No show balances riotous comedy and sheer drama better than “Bojack;” reminiscent of the 1990’s HBO showbiz satire “The Larry Sanders Show,” “Bojack” shifts on a dime from a laugh-out-loud hilarious to prickly reminders that life can be brutal and that even the road to Hollywood stardom is tale often told through a cautionary lens.
One moment, the screen will be exploding with visual jokes–for example, an airport terminal in which a giraffe with ten neck pillows walks by a magazine ad for “Keeping Up with the Krustaceans,” (“Bojack” creator Raphael Bob-Waksberg, aware of how frequently viewers pause episodes to catch each visual gem, even throws in a possum folding a t-shirt that reads “stop pausing and watch the show”). Seconds later, Bojack intentionally runs a red light at a busy intersection, hoping it will result in an injury that will land him the prescribed painkillers to which he has become addicted. These two moments are so starkly different in tone, and yet, they both somehow feel like they belong, perhaps the most telling indication of the unrivaled culture Bob-Waksberg has created.

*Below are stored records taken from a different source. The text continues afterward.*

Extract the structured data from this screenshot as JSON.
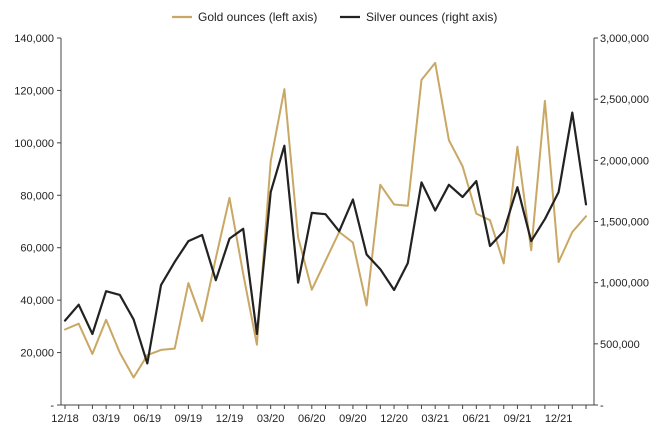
{
  "chart_data": {
    "type": "line",
    "title": "",
    "xlabel": "",
    "ylabel_left": "",
    "ylabel_right": "",
    "x_tick_labels": [
      "12/18",
      "03/19",
      "06/19",
      "09/19",
      "12/19",
      "03/20",
      "06/20",
      "09/20",
      "12/20",
      "03/21",
      "06/21",
      "09/21",
      "12/21"
    ],
    "x": [
      "12/18",
      "01/19",
      "02/19",
      "03/19",
      "04/19",
      "05/19",
      "06/19",
      "07/19",
      "08/19",
      "09/19",
      "10/19",
      "11/19",
      "12/19",
      "01/20",
      "02/20",
      "03/20",
      "04/20",
      "05/20",
      "06/20",
      "07/20",
      "08/20",
      "09/20",
      "10/20",
      "11/20",
      "12/20",
      "01/21",
      "02/21",
      "03/21",
      "04/21",
      "05/21",
      "06/21",
      "07/21",
      "08/21",
      "09/21",
      "10/21",
      "11/21",
      "12/21",
      "01/22",
      "02/22"
    ],
    "left_axis": {
      "ylim": [
        0,
        140000
      ],
      "ticks": [
        0,
        20000,
        40000,
        60000,
        80000,
        100000,
        120000,
        140000
      ],
      "tick_labels": [
        "-",
        "20,000",
        "40,000",
        "60,000",
        "80,000",
        "100,000",
        "120,000",
        "140,000"
      ]
    },
    "right_axis": {
      "ylim": [
        0,
        3000000
      ],
      "ticks": [
        0,
        500000,
        1000000,
        1500000,
        2000000,
        2500000,
        3000000
      ],
      "tick_labels": [
        "-",
        "500,000",
        "1,000,000",
        "1,500,000",
        "2,000,000",
        "2,500,000",
        "3,000,000"
      ]
    },
    "legend_position": "top-center",
    "grid": false,
    "series": [
      {
        "name": "Gold ounces (left axis)",
        "axis": "left",
        "color": "#C9A764",
        "values": [
          28800,
          31000,
          19500,
          32500,
          20000,
          10500,
          19000,
          21000,
          21500,
          46500,
          32000,
          56000,
          79000,
          50000,
          23000,
          93000,
          120500,
          64000,
          44000,
          55000,
          66000,
          62000,
          38000,
          84000,
          76500,
          76000,
          124000,
          130500,
          101000,
          91000,
          73000,
          70500,
          54000,
          98500,
          59000,
          116000,
          54500,
          66000,
          72000
        ]
      },
      {
        "name": "Silver ounces (right axis)",
        "axis": "right",
        "color": "#222222",
        "values": [
          690000,
          820000,
          580000,
          930000,
          900000,
          700000,
          340000,
          980000,
          1170000,
          1340000,
          1390000,
          1020000,
          1360000,
          1440000,
          580000,
          1740000,
          2120000,
          1000000,
          1570000,
          1560000,
          1420000,
          1680000,
          1230000,
          1110000,
          940000,
          1160000,
          1820000,
          1590000,
          1800000,
          1700000,
          1830000,
          1300000,
          1420000,
          1780000,
          1340000,
          1520000,
          1740000,
          2390000,
          1640000
        ]
      }
    ]
  }
}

While “Bojack” has always excelled at drastic shifts between glee and glum, it has also continued to thrive from a storytelling standpoint. With razor-sharp wit, it mirthfully holds a mirror to how chaotic the entertainment industry can be, all while keeping a thoughtful eye on the bigger picture, tackling very human themes such as addiction and loneliness while bravely going toe-to-toe with society’s ills. This season, for example, “Bojack” takes on toxic masculinity in the #MeToo era by having a robot literally constructed from erotic toys and programmed to utter overtly sexual quips become President of “WhatTimeIsItRightNow.com’s” TV department. It’s so silly and on-the-nose, and yet, so carefully orchestrated that it packs the punch of a haymaker.
Bojack the character may have the most fragile of egos, but “Bojack” the show continues to burst with a confidence few other shows could even dream of. And that confidence has, ironically, made a show largely centered on animals television’s most deeply human offering.